CORRESP 1 filename1.htm Diebold, Inc. Corresp
 

February 8, 2008
VIA EDGAR
Securities and Exchange Commission
100 F Street, N.E.
Washington, DC 20549
Mail Stop 4561
Attention: Jay E. Ingram, Attorney Advisor
     
Re:
  Diebold, Inc.
Item 4.02 Form 8-K
Filed January 15, 2008
File No. 001-04879
 
   
Dear Mr. Kronforst:
          Diebold, Incorporated, an Ohio corporation (“we,” “us” or the “Company”), is submitting this letter in response to the comment letter from the staff (the “Staff”) of the Securities and Exchange Commission (the “Commission”), dated January 25, 2008 (the “Comment Letter”), with respect to the Company’s Current Report on Form 8-K filed on January 15, 2008 (the “Form 8-K”).

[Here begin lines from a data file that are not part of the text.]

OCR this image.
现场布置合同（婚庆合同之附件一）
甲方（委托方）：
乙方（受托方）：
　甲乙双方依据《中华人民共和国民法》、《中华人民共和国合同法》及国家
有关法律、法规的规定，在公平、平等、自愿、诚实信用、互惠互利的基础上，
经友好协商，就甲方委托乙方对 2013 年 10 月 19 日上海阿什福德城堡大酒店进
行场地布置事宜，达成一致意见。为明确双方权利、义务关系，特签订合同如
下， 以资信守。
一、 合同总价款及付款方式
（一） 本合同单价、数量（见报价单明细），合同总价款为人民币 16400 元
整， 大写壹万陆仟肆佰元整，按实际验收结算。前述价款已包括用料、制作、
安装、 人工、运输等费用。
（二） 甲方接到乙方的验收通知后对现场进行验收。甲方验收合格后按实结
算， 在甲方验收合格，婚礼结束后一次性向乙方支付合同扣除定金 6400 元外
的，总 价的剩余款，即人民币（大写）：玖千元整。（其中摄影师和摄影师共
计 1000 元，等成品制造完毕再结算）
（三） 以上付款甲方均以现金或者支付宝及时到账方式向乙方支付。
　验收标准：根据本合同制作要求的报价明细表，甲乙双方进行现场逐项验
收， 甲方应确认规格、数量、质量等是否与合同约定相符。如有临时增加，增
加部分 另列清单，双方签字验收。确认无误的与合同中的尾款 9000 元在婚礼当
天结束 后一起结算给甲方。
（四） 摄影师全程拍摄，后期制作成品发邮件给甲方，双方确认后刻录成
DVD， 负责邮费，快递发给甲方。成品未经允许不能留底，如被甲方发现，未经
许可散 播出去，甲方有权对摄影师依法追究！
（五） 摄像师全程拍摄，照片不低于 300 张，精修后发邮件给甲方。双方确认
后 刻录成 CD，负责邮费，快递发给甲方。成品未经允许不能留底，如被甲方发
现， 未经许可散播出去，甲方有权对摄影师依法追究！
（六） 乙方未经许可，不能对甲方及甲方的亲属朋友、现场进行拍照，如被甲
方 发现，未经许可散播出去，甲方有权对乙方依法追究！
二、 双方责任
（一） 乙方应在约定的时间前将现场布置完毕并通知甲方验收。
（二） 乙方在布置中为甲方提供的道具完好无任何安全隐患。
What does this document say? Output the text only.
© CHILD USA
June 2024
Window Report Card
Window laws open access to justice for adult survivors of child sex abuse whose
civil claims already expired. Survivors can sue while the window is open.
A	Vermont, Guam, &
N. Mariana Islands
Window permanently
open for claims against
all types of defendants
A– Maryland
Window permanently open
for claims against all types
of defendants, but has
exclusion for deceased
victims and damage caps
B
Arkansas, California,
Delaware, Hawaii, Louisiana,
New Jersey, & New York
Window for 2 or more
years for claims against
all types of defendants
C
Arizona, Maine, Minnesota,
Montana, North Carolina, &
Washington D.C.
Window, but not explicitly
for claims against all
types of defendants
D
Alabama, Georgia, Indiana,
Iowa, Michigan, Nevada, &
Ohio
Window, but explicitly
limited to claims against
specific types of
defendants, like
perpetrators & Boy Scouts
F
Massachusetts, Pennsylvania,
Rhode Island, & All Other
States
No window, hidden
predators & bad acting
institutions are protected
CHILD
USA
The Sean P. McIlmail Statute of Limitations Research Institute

Today, in response to the Comment Letter, the Company is filing with the Commission Amendment No. 1 to the Form 8-K.
          Below are the Company’s responses to the comments contained in the Comment Letter. For the convenience of the Staff, we have repeated the Staff’s comments before the responses.

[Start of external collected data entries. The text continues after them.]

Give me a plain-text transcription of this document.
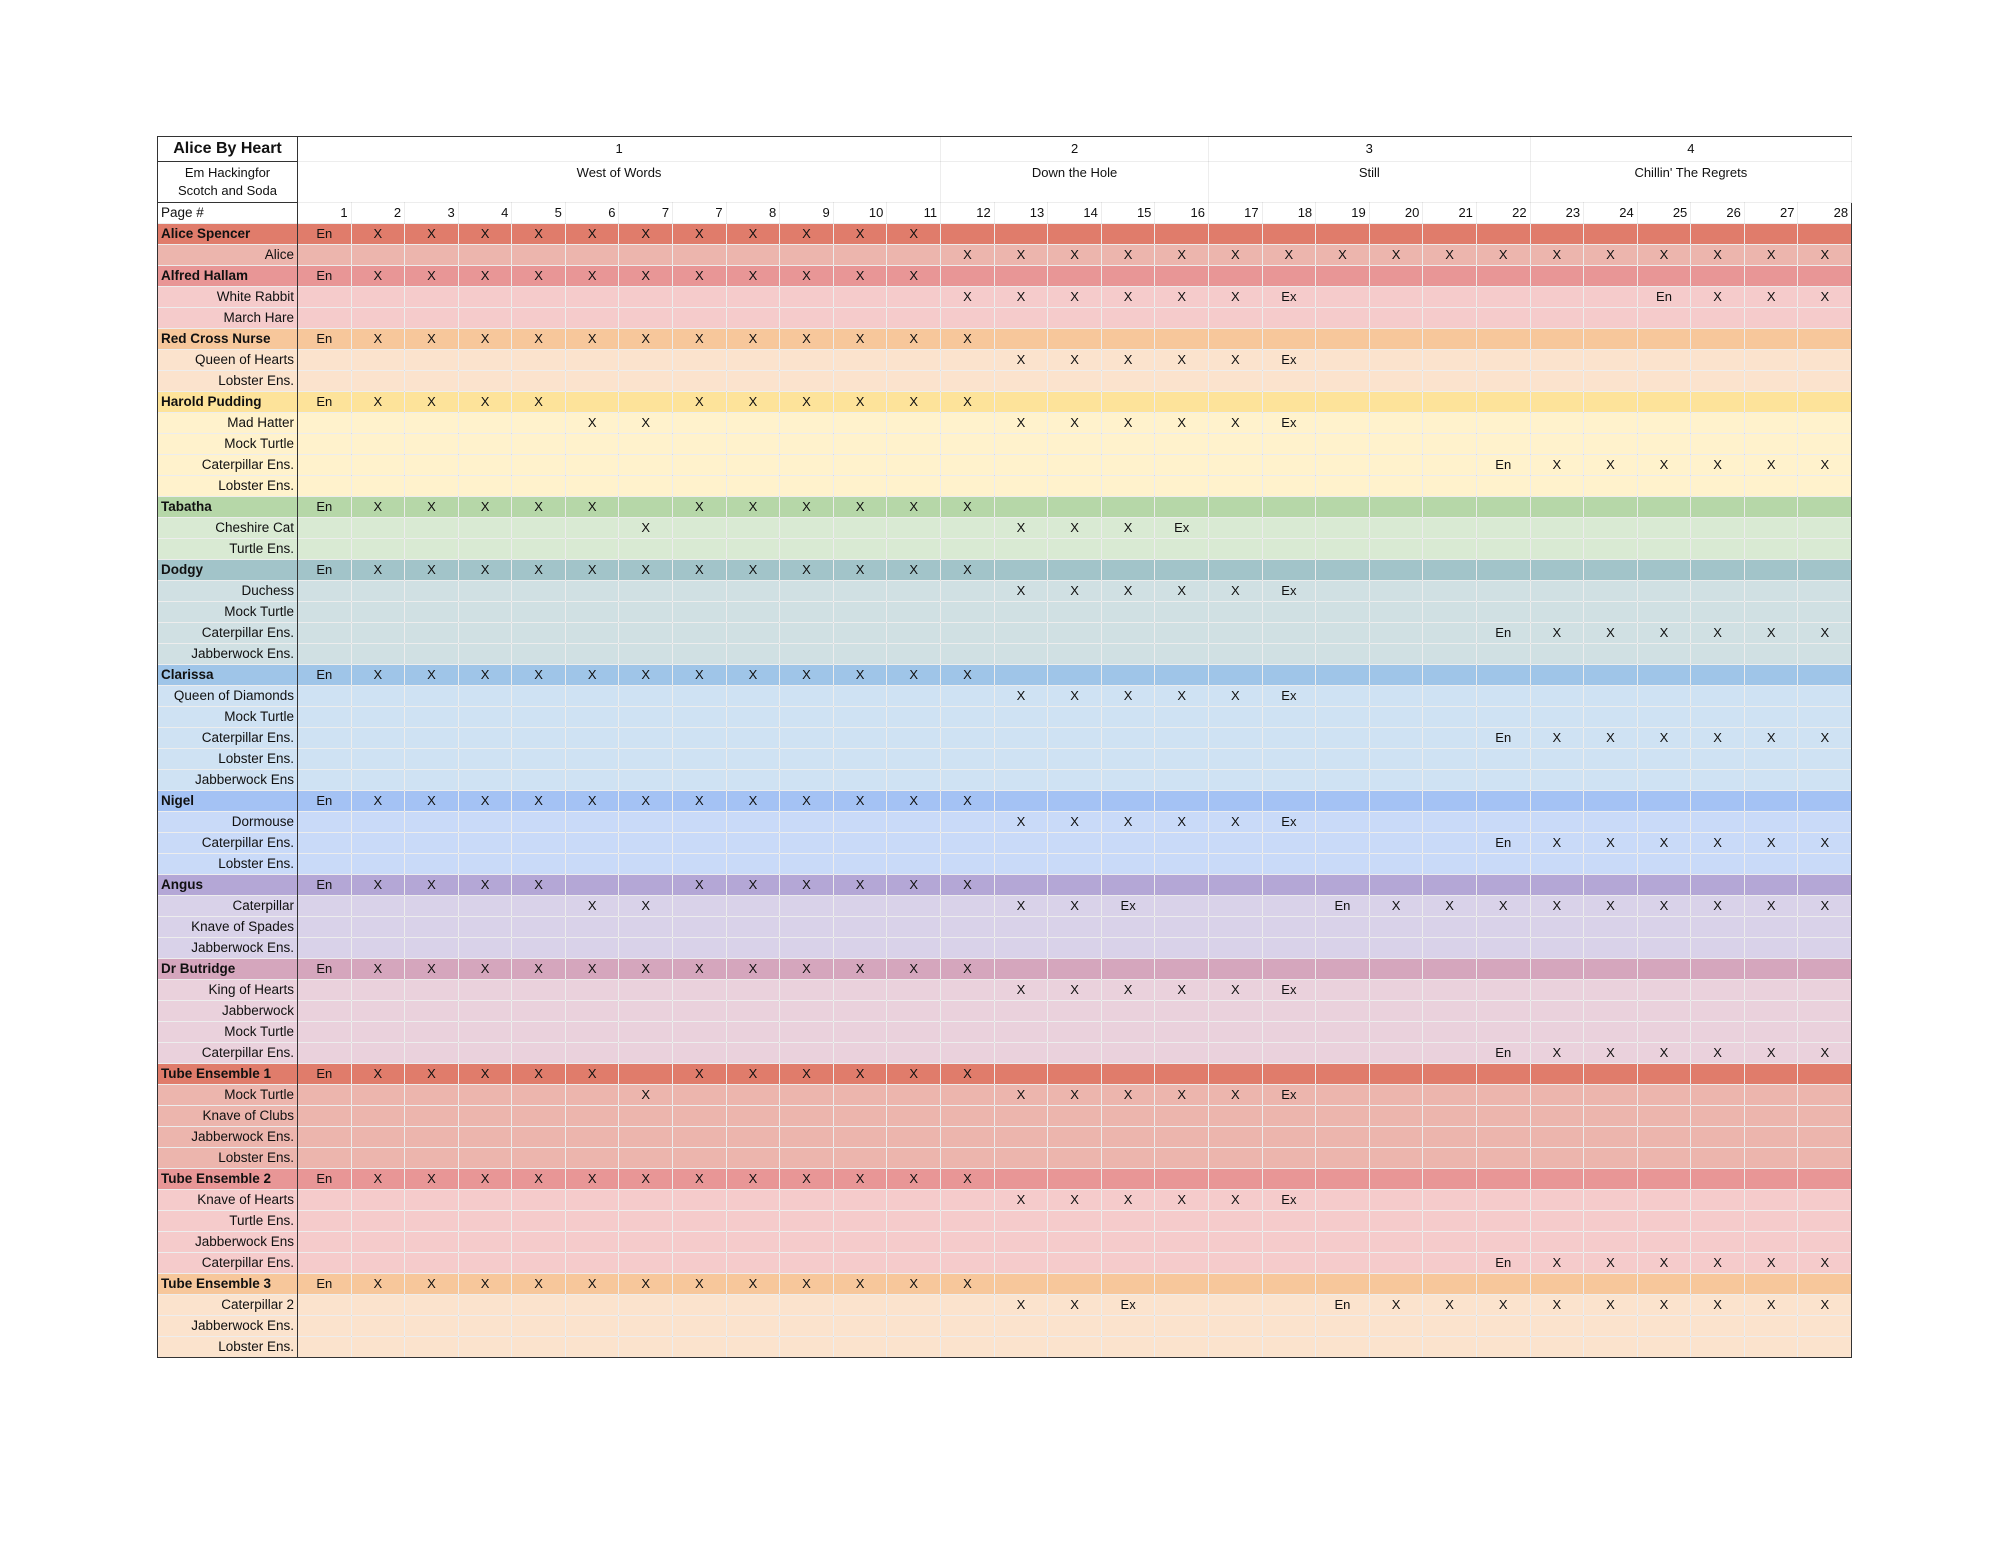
Alice By Heart	1												2					3						4					

Em Hackingfor
Scotch and Soda	West of Words												Down the Hole					Still						Chillin' The Regrets					
Page #	1	2	3	4	5	6	7	7	8	9	10	11	12	13	14	15	16	17	18	19	20	21	22	23	24	25	26	27	28
Alice Spencer	En	X	X	X	X	X	X	X	X	X	X	X																	
Alice													X	X	X	X	X	X	X	X	X	X	X	X	X	X	X	X	X
Alfred Hallam	En	X	X	X	X	X	X	X	X	X	X	X																	
White Rabbit													X	X	X	X	X	X	Ex							En	X	X	X
March Hare																													
Red Cross Nurse	En	X	X	X	X	X	X	X	X	X	X	X	X																
Queen of Hearts														X	X	X	X	X	Ex										
Lobster Ens.																													
Harold Pudding	En	X	X	X	X			X	X	X	X	X	X																
Mad Hatter						X	X							X	X	X	X	X	Ex										
Mock Turtle																													
Caterpillar Ens.																							En	X	X	X	X	X	X
Lobster Ens.																													
Tabatha	En	X	X	X	X	X		X	X	X	X	X	X																
Cheshire Cat							X							X	X	X	Ex												
Turtle Ens.																													
Dodgy	En	X	X	X	X	X	X	X	X	X	X	X	X																
Duchess														X	X	X	X	X	Ex										
Mock Turtle																													
Caterpillar Ens.																							En	X	X	X	X	X	X
Jabberwock Ens.																													
Clarissa	En	X	X	X	X	X	X	X	X	X	X	X	X																
Queen of Diamonds														X	X	X	X	X	Ex										
Mock Turtle																													
Caterpillar Ens.																							En	X	X	X	X	X	X
Lobster Ens.																													
Jabberwock Ens																													
Nigel	En	X	X	X	X	X	X	X	X	X	X	X	X																
Dormouse														X	X	X	X	X	Ex										
Caterpillar Ens.																							En	X	X	X	X	X	X
Lobster Ens.																													
Angus	En	X	X	X	X			X	X	X	X	X	X																
Caterpillar						X	X							X	X	Ex				En	X	X	X	X	X	X	X	X	X
Knave of Spades																													
Jabberwock Ens.																													
Dr Butridge	En	X	X	X	X	X	X	X	X	X	X	X	X																
King of Hearts														X	X	X	X	X	Ex										
Jabberwock																													
Mock Turtle																													
Caterpillar Ens.																							En	X	X	X	X	X	X
Tube Ensemble 1	En	X	X	X	X	X		X	X	X	X	X	X																
Mock Turtle							X							X	X	X	X	X	Ex										
Knave of Clubs																													
Jabberwock Ens.																													
Lobster Ens.																													
Tube Ensemble 2	En	X	X	X	X	X	X	X	X	X	X	X	X																
Knave of Hearts														X	X	X	X	X	Ex										
Turtle Ens.																													
Jabberwock Ens																													
Caterpillar Ens.																							En	X	X	X	X	X	X
Tube Ensemble 3	En	X	X	X	X	X	X	X	X	X	X	X	X																
Caterpillar 2														X	X	Ex				En	X	X	X	X	X	X	X	X	X
Jabberwock Ens.																													
Lobster Ens.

1.   Please tell us why your disclosures do not explicitly state that the non-reliance on your previously issued financial statements is do to the pending correction of an error caused by a misapplication of generally accepted accounting principles.
Response:
The Company has amended the Form 8-K to explicitly state that the non-reliance on its previously issued financial statements is due to the pending correction of an error caused by a misapplication of generally accepted accounting principles.

 


 

Securities and Exchange Commission
February 8, 2008
Page 2
 
2.   Please tell us how you considered disclosing the details of the other accounting items.
Response:
The Company has amended the Form 8-K to provide further details on the other accounting items.

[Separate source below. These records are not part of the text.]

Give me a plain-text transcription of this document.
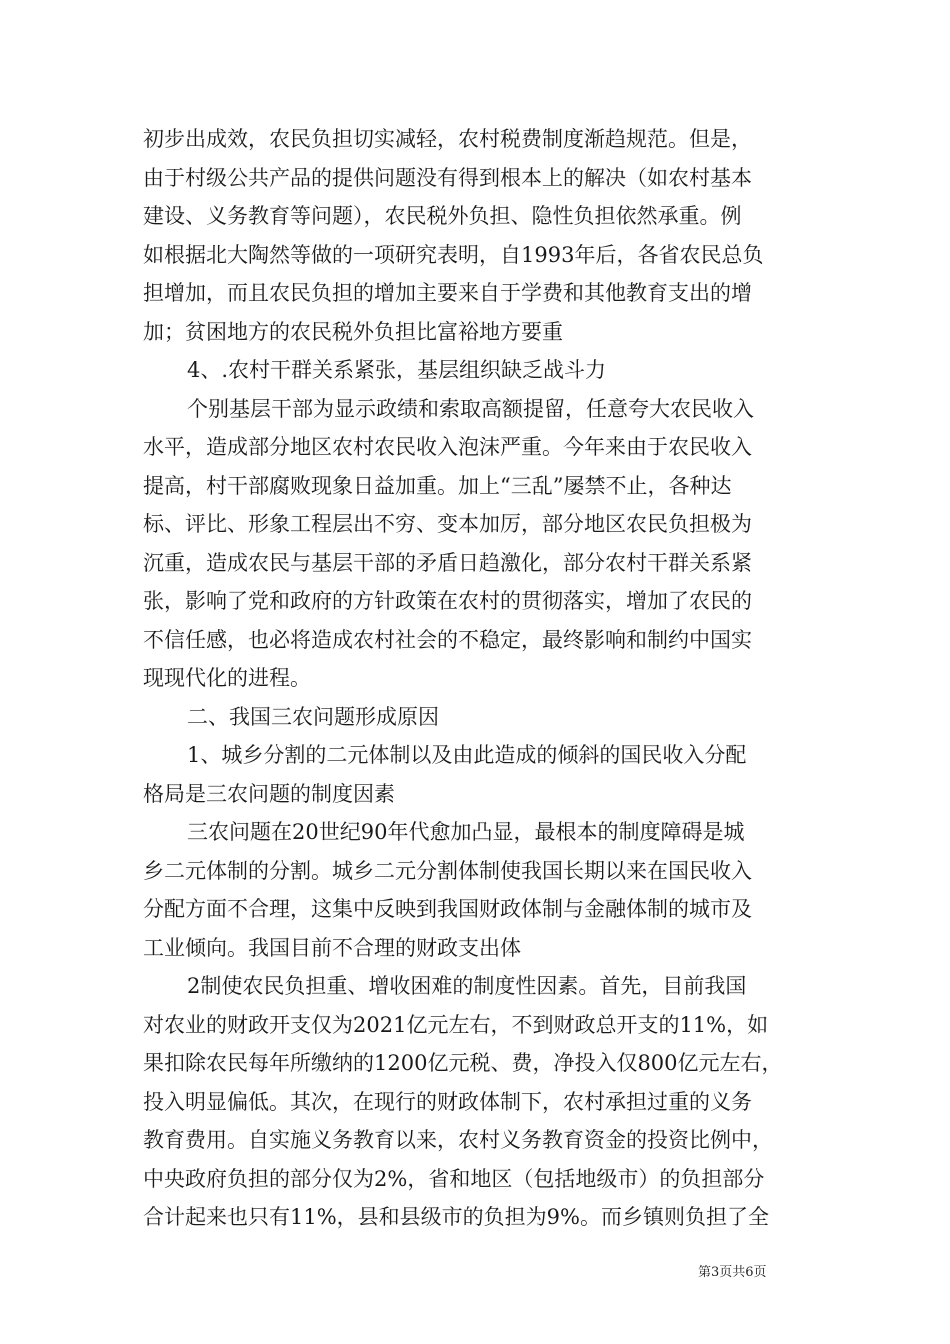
初步出成效，农民负担切实减轻，农村税费制度渐趋规范。但是，
由于村级公共产品的提供问题没有得到根本上的解决（如农村基本
建设、义务教育等问题），农民税外负担、隐性负担依然承重。例
如根据北大陶然等做的一项研究表明，自1993年后，各省农民总负
担增加，而且农民负担的增加主要来自于学费和其他教育支出的增
加；贫困地方的农民税外负担比富裕地方要重
4、.农村干群关系紧张，基层组织缺乏战斗力
个别基层干部为显示政绩和索取高额提留，任意夸大农民收入
水平，造成部分地区农村农民收入泡沫严重。今年来由于农民收入
提高，村干部腐败现象日益加重。加上“三乱”屡禁不止，各种达
标、评比、形象工程层出不穷、变本加厉，部分地区农民负担极为
沉重，造成农民与基层干部的矛盾日趋激化，部分农村干群关系紧
张，影响了党和政府的方针政策在农村的贯彻落实，增加了农民的
不信任感，也必将造成农村社会的不稳定，最终影响和制约中国实
现现代化的进程。
二、我国三农问题形成原因
1、城乡分割的二元体制以及由此造成的倾斜的国民收入分配
格局是三农问题的制度因素
三农问题在20世纪90年代愈加凸显，最根本的制度障碍是城
乡二元体制的分割。城乡二元分割体制使我国长期以来在国民收入
分配方面不合理，这集中反映到我国财政体制与金融体制的城市及
工业倾向。我国目前不合理的财政支出体
2制使农民负担重、增收困难的制度性因素。首先，目前我国
对农业的财政开支仅为2021亿元左右，不到财政总开支的11%，如
果扣除农民每年所缴纳的1200亿元税、费，净投入仅800亿元左右，
投入明显偏低。其次，在现行的财政体制下，农村承担过重的义务
教育费用。自实施义务教育以来，农村义务教育资金的投资比例中，
中央政府负担的部分仅为2%，省和地区（包括地级市）的负担部分
合计起来也只有11%，县和县级市的负担为9%。而乡镇则负担了全
第3页共6页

3.   Please tell us when and how you expect to file your restated financial statements..
Response:
The Company has amended the Form 8-K to provide further details with respect to the timing and process by which the Company anticipates filing its restated financial statements.
*   *   *
          The Company acknowledges that:
    it is responsible for the adequacy and accuracy of the disclosure in the filing;
 
    Staff comments or changes to disclosure in response to Staff comments do not foreclose the Commission from taking any action with respect to the filing; and
 
    the Company may not assert Staff comments as a defense in any proceeding initiated by the Commission or any person under the federal securities law of the United States.
          If you have any questions regarding these matters, please do not hesitate to contact the undersigned.